Тут можно читать бесплатно Фридрих Шиллер - О наивной и сентиментальной поэзии. Жанр: Документальные книги / Критика, год неизвестен. Так же Вы можете читать полную версию (весь текст) онлайн без регистрации и SMS на сайте «WorldBooks (МирКниг)» или прочесть краткое содержание, предисловие (аннотацию), описание и ознакомиться с отзывами (комментариями) о произведении.
Фридрих Шиллер - О наивной и сентиментальной поэзии

Фридрих Шиллер - О наивной и сентиментальной поэзии краткое содержание

Прочтите описание перед тем, как прочитать онлайн книгу «Фридрих Шиллер - О наивной и сентиментальной поэзии» бесплатно полную версию:

Фридрих Шиллер - О наивной и сентиментальной поэзии читать онлайн бесплатно

Фридрих Шиллер - О наивной и сентиментальной поэзии - читать книгу онлайн бесплатно, автор Фридрих Шиллер

Опыт убеждает нас, что это случается не только с отдельными людьми, но и с целыми народами, когда они отказываются от своей надежной руководительницы природы; опыт дает также много примеров подобного заблуждения и в поэтическом искусстве. Именно потому, что подлинное сентиментально–поэтическое влечение, возвышаясь до идеала, должно выйти из границ действительной природы, поддельное искусство выходит вообще из всех границ, убеждая себя, что всякая нелепая игра воображения является уже поэтическим вдохновением. Хотя природа настоящего поэтического гения может вовлечь его в преувеличенность восприятия, он, покидающий действительность лишь ради идеи, может окончательно заблудиться лишь в крайне редких случаях, быть может и никогда. Но его пример соблазняет и увлекает на путь пустого фантазерства людей с живым воображением и слабым рассудком, способных разглядеть лишь свободу, с которой гений изымает себя из‑под власти действительной природы, но не могущих следовать за ним в область высокой внутренней необходимости. С сентиментальным гением здесь случается то же, что мы видели у гения наивного: так как все, что он делал, рождалось из его природы, пошлый подражатель надеется найти и в своей природе не худшую руководительницу. Поэтому нет ничего легче, как доказать на примере литературы любого народа, что шедевры наивной поэзии обычно влекут за собой длинную свиту самых плоских и грязных оттисков пошлой природы, а шедевры сентиментальной поэзии — бесчисленное войско самых фантастических поделок.

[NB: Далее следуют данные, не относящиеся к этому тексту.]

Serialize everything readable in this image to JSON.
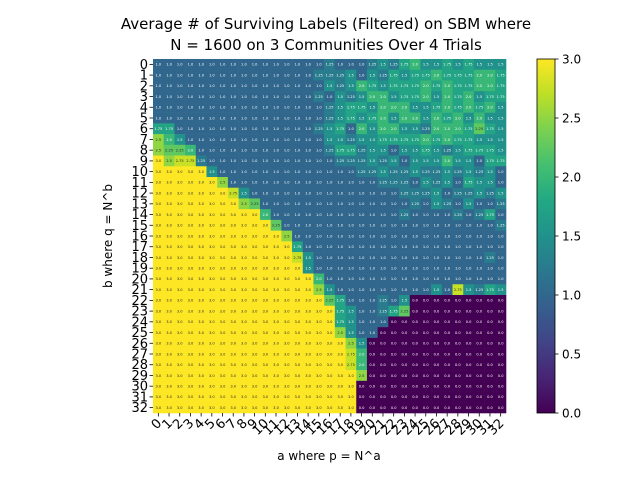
{
  "chart_data": {
    "type": "heatmap",
    "title_line1": "Average # of Surviving Labels (Filtered) on SBM where",
    "title_line2": "N = 1600 on 3 Communities Over 4 Trials",
    "xlabel": "a where p = N^a",
    "ylabel": "b where q = N^b",
    "x_ticks": [
      "0",
      "1",
      "2",
      "3",
      "4",
      "5",
      "6",
      "7",
      "8",
      "9",
      "10",
      "11",
      "12",
      "13",
      "14",
      "15",
      "16",
      "17",
      "18",
      "19",
      "20",
      "21",
      "22",
      "23",
      "24",
      "25",
      "26",
      "27",
      "28",
      "29",
      "30",
      "31",
      "32"
    ],
    "y_ticks": [
      "0",
      "1",
      "2",
      "3",
      "4",
      "5",
      "6",
      "7",
      "8",
      "9",
      "10",
      "11",
      "12",
      "13",
      "14",
      "15",
      "16",
      "17",
      "18",
      "19",
      "20",
      "21",
      "22",
      "23",
      "24",
      "25",
      "26",
      "27",
      "28",
      "29",
      "30",
      "31",
      "32"
    ],
    "colorbar_ticks": [
      "0.0",
      "0.5",
      "1.0",
      "1.5",
      "2.0",
      "2.5",
      "3.0"
    ],
    "value_range": [
      0,
      3
    ],
    "colormap": "viridis",
    "values": [
      [
        1,
        1,
        1,
        1,
        1,
        1,
        1,
        1,
        1,
        1,
        1,
        1,
        1,
        1,
        1,
        1,
        1.25,
        1,
        1,
        1,
        1.25,
        1.5,
        1.25,
        1.75,
        2,
        1.5,
        1.5,
        1.75,
        1.5,
        1.75,
        1.5,
        1.5,
        1.5
      ],
      [
        1,
        1,
        1,
        1,
        1,
        1,
        1,
        1,
        1,
        1,
        1,
        1,
        1,
        1,
        1,
        1.25,
        1.25,
        1.25,
        1.5,
        1,
        1.5,
        1.25,
        1.75,
        1.5,
        1.75,
        1.75,
        2,
        1.75,
        1.75,
        1.75,
        2,
        2,
        1.75
      ],
      [
        1,
        1,
        1,
        1,
        1,
        1,
        1,
        1,
        1,
        1,
        1,
        1,
        1,
        1,
        1,
        1,
        1.5,
        1.25,
        1.5,
        2,
        1.75,
        1.5,
        1.75,
        1.75,
        1.75,
        2,
        1.75,
        2,
        1.75,
        1.75,
        2,
        2,
        1.75
      ],
      [
        1,
        1,
        1,
        1,
        1,
        1,
        1,
        1,
        1,
        1,
        1,
        1,
        1,
        1,
        1,
        1.25,
        1,
        1.5,
        1.25,
        1.5,
        2,
        2,
        1.5,
        1.75,
        1.75,
        2,
        1.5,
        2,
        1.75,
        2,
        1.5,
        1.75,
        1.75
      ],
      [
        1,
        1,
        1,
        1,
        1,
        1,
        1,
        1,
        1,
        1,
        1,
        1,
        1,
        1,
        1,
        1,
        1.25,
        1.5,
        1.75,
        1.75,
        1.5,
        2,
        2,
        2,
        1.5,
        1.5,
        1.75,
        2,
        1.75,
        2,
        1.75,
        2,
        1.5
      ],
      [
        1,
        1,
        1,
        1,
        1,
        1,
        1,
        1,
        1,
        1,
        1,
        1,
        1,
        1,
        1,
        1,
        1.25,
        1.5,
        1.75,
        1.5,
        1.75,
        2,
        1.5,
        2,
        2,
        1.5,
        2,
        1.75,
        2,
        1.5,
        2,
        1.5,
        1.5
      ],
      [
        1.75,
        1.75,
        1,
        1,
        1,
        1,
        1,
        1,
        1,
        1,
        1,
        1,
        1,
        1,
        1,
        1.25,
        1.5,
        1.75,
        1,
        2,
        1.5,
        2,
        2,
        1.5,
        1.5,
        1.25,
        2,
        2,
        2,
        1.75,
        2.25,
        1.75,
        1.5
      ],
      [
        2.5,
        2,
        1.5,
        1,
        1,
        1,
        1,
        1,
        1,
        1,
        1,
        1,
        1,
        1,
        1,
        1,
        1.5,
        1.5,
        1.25,
        1.5,
        1.5,
        1.75,
        1.75,
        1.75,
        1.75,
        2,
        1.75,
        2,
        1.75,
        1.75,
        1.5,
        1.5,
        1.5
      ],
      [
        2.5,
        2.25,
        2.25,
        2,
        1,
        1,
        1,
        1,
        1,
        1,
        1,
        1,
        1,
        1,
        1,
        1,
        1.25,
        1.75,
        1.75,
        1.25,
        1.5,
        1.5,
        1,
        1.5,
        1.5,
        1.75,
        1.5,
        1.25,
        1.5,
        1.75,
        1.75,
        1.75,
        1.5
      ],
      [
        3,
        2.5,
        2.75,
        2.75,
        1.25,
        1,
        1,
        1,
        1,
        1,
        1,
        1,
        1,
        1,
        1,
        1,
        1,
        1.25,
        1.25,
        1.25,
        1.5,
        1.25,
        1.5,
        1,
        1.5,
        1.5,
        1.5,
        2,
        1.5,
        1.5,
        1,
        1.75,
        1.75
      ],
      [
        3,
        3,
        3,
        3,
        3,
        1.5,
        1,
        1,
        1,
        1,
        1,
        1,
        1,
        1,
        1,
        1,
        1,
        1,
        1,
        1.25,
        1.25,
        1.5,
        1.25,
        1.25,
        1.5,
        1.25,
        1.25,
        1.5,
        1.25,
        1.5,
        1.25,
        1.5,
        1
      ],
      [
        3,
        3,
        3,
        3,
        3,
        3,
        2.5,
        1,
        1,
        1,
        1,
        1,
        1,
        1,
        1,
        1,
        1,
        1,
        1,
        1,
        1,
        1.25,
        1.25,
        1.25,
        1,
        1.5,
        1.25,
        1.5,
        1,
        1.75,
        1.5,
        1.5,
        1
      ],
      [
        3,
        3,
        3,
        3,
        3,
        3,
        3,
        2.75,
        1.5,
        1,
        1,
        1,
        1,
        1,
        1,
        1,
        1,
        1,
        1,
        1,
        1,
        1,
        1,
        1.25,
        1.25,
        1.25,
        1.5,
        1,
        1.25,
        1.25,
        1.5,
        1.25,
        1.5
      ],
      [
        3,
        3,
        3,
        3,
        3,
        3,
        3,
        3,
        2.5,
        2.25,
        1,
        1,
        1,
        1,
        1,
        1,
        1,
        1,
        1,
        1,
        1,
        1,
        1,
        1,
        1.25,
        1,
        1.5,
        1.25,
        1,
        1.5,
        1,
        1,
        1.25
      ],
      [
        3,
        3,
        3,
        3,
        3,
        3,
        3,
        3,
        3,
        3,
        2,
        1,
        1,
        1,
        1,
        1,
        1,
        1,
        1,
        1,
        1,
        1,
        1,
        1.25,
        1,
        1,
        1,
        1,
        1.25,
        1,
        1.25,
        1.75,
        1
      ],
      [
        3,
        3,
        3,
        3,
        3,
        3,
        3,
        3,
        3,
        3,
        3,
        2.25,
        1,
        1,
        1,
        1,
        1,
        1,
        1,
        1,
        1,
        1,
        1,
        1,
        1,
        1,
        1,
        1,
        1,
        1,
        1,
        1,
        1.25
      ],
      [
        3,
        3,
        3,
        3,
        3,
        3,
        3,
        3,
        3,
        3,
        3,
        3,
        2.5,
        1,
        1,
        1,
        1,
        1,
        1,
        1,
        1,
        1,
        1,
        1,
        1,
        1,
        1,
        1,
        1,
        1,
        1,
        1,
        1
      ],
      [
        3,
        3,
        3,
        3,
        3,
        3,
        3,
        3,
        3,
        3,
        3,
        3,
        3,
        1.75,
        1,
        1,
        1,
        1,
        1,
        1,
        1,
        1,
        1,
        1,
        1,
        1,
        1,
        1,
        1,
        1,
        1,
        1,
        1
      ],
      [
        3,
        3,
        3,
        3,
        3,
        3,
        3,
        3,
        3,
        3,
        3,
        3,
        3,
        2.75,
        1.5,
        1,
        1,
        1,
        1,
        1,
        1,
        1,
        1,
        1,
        1,
        1,
        1,
        1,
        1,
        1,
        1,
        1.25,
        1
      ],
      [
        3,
        3,
        3,
        3,
        3,
        3,
        3,
        3,
        3,
        3,
        3,
        3,
        3,
        3,
        1.5,
        1,
        1,
        1,
        1,
        1,
        1,
        1,
        1,
        1,
        1,
        1,
        1,
        1,
        1,
        1,
        1,
        1,
        1
      ],
      [
        3,
        3,
        3,
        3,
        3,
        3,
        3,
        3,
        3,
        3,
        3,
        3,
        3,
        3,
        3,
        2,
        1,
        1,
        1,
        1,
        1,
        1,
        1,
        1,
        1,
        1,
        1,
        1,
        1,
        1,
        1,
        1,
        1
      ],
      [
        3,
        3,
        3,
        3,
        3,
        3,
        3,
        3,
        3,
        3,
        3,
        3,
        3,
        3,
        3,
        2.5,
        1.5,
        1,
        1,
        1,
        1,
        1,
        1,
        1,
        1,
        1,
        1.5,
        1,
        2.75,
        1.5,
        1.25,
        1.75,
        1.5
      ],
      [
        3,
        3,
        3,
        3,
        3,
        3,
        3,
        3,
        3,
        3,
        3,
        3,
        3,
        3,
        3,
        3,
        2.25,
        1.75,
        1,
        1,
        1,
        1.25,
        1,
        1.5,
        0,
        0,
        0,
        0,
        0,
        0,
        0,
        0,
        0
      ],
      [
        3,
        3,
        3,
        3,
        3,
        3,
        3,
        3,
        3,
        3,
        3,
        3,
        3,
        3,
        3,
        3,
        3,
        1.75,
        1.5,
        1,
        1,
        1.25,
        1.75,
        2.25,
        0,
        0,
        0,
        0,
        0,
        0,
        0,
        0,
        0
      ],
      [
        3,
        3,
        3,
        3,
        3,
        3,
        3,
        3,
        3,
        3,
        3,
        3,
        3,
        3,
        3,
        3,
        3,
        1.75,
        1.5,
        1,
        1,
        1,
        0,
        0,
        0,
        0,
        0,
        0,
        0,
        0,
        0,
        0,
        0
      ],
      [
        3,
        3,
        3,
        3,
        3,
        3,
        3,
        3,
        3,
        3,
        3,
        3,
        3,
        3,
        3,
        3,
        3,
        2.5,
        1.5,
        1,
        1,
        0,
        0,
        0,
        0,
        0,
        0,
        0,
        0,
        0,
        0,
        0,
        0
      ],
      [
        3,
        3,
        3,
        3,
        3,
        3,
        3,
        3,
        3,
        3,
        3,
        3,
        3,
        3,
        3,
        3,
        3,
        3,
        2.5,
        1.5,
        0,
        0,
        0,
        0,
        0,
        0,
        0,
        0,
        0,
        0,
        0,
        0,
        0
      ],
      [
        3,
        3,
        3,
        3,
        3,
        3,
        3,
        3,
        3,
        3,
        3,
        3,
        3,
        3,
        3,
        3,
        3,
        3,
        2.75,
        2,
        0,
        0,
        0,
        0,
        0,
        0,
        0,
        0,
        0,
        0,
        0,
        0,
        0
      ],
      [
        3,
        3,
        3,
        3,
        3,
        3,
        3,
        3,
        3,
        3,
        3,
        3,
        3,
        3,
        3,
        3,
        3,
        3,
        2.75,
        2,
        0,
        0,
        0,
        0,
        0,
        0,
        0,
        0,
        0,
        0,
        0,
        0,
        0
      ],
      [
        3,
        3,
        3,
        3,
        3,
        3,
        3,
        3,
        3,
        3,
        3,
        3,
        3,
        3,
        3,
        3,
        3,
        3,
        3,
        2.5,
        0,
        0,
        0,
        0,
        0,
        0,
        0,
        0,
        0,
        0,
        0,
        0,
        0
      ],
      [
        3,
        3,
        3,
        3,
        3,
        3,
        3,
        3,
        3,
        3,
        3,
        3,
        3,
        3,
        3,
        3,
        3,
        3,
        3,
        0,
        0,
        0,
        0,
        0,
        0,
        0,
        0,
        0,
        0,
        0,
        0,
        0,
        0
      ],
      [
        3,
        3,
        3,
        3,
        3,
        3,
        3,
        3,
        3,
        3,
        3,
        3,
        3,
        3,
        3,
        3,
        3,
        3,
        3,
        0,
        0,
        0,
        0,
        0,
        0,
        0,
        0,
        0,
        0,
        0,
        0,
        0,
        0
      ],
      [
        3,
        3,
        3,
        3,
        3,
        3,
        3,
        3,
        3,
        3,
        3,
        3,
        3,
        3,
        3,
        3,
        3,
        3,
        3,
        0,
        0,
        0,
        0,
        0,
        0,
        0,
        0,
        0,
        0,
        0,
        0,
        0,
        0
      ]
    ]
  }
}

В обиходе приняты два принципа, относящихся к поэзии, которые верны каждый сам по себе, но отрицают друг друга, если принять их значение, в каком они обычно употребляются. Первый: искусство должно служить для развлечения и отдыха; о нём мы уже сказали, что он немало благоприятствует всему пустому и плоскому в искусстве; с помощью другого принципа: «искусство должно служить моральному облагораживанию людей» — берут под защиту всевозможные преувеличения. Но будет излишним несколько ближе присмотреться к этим двум принципам, которые так часто высказывают, так неверно толкуют и так неловко применяют.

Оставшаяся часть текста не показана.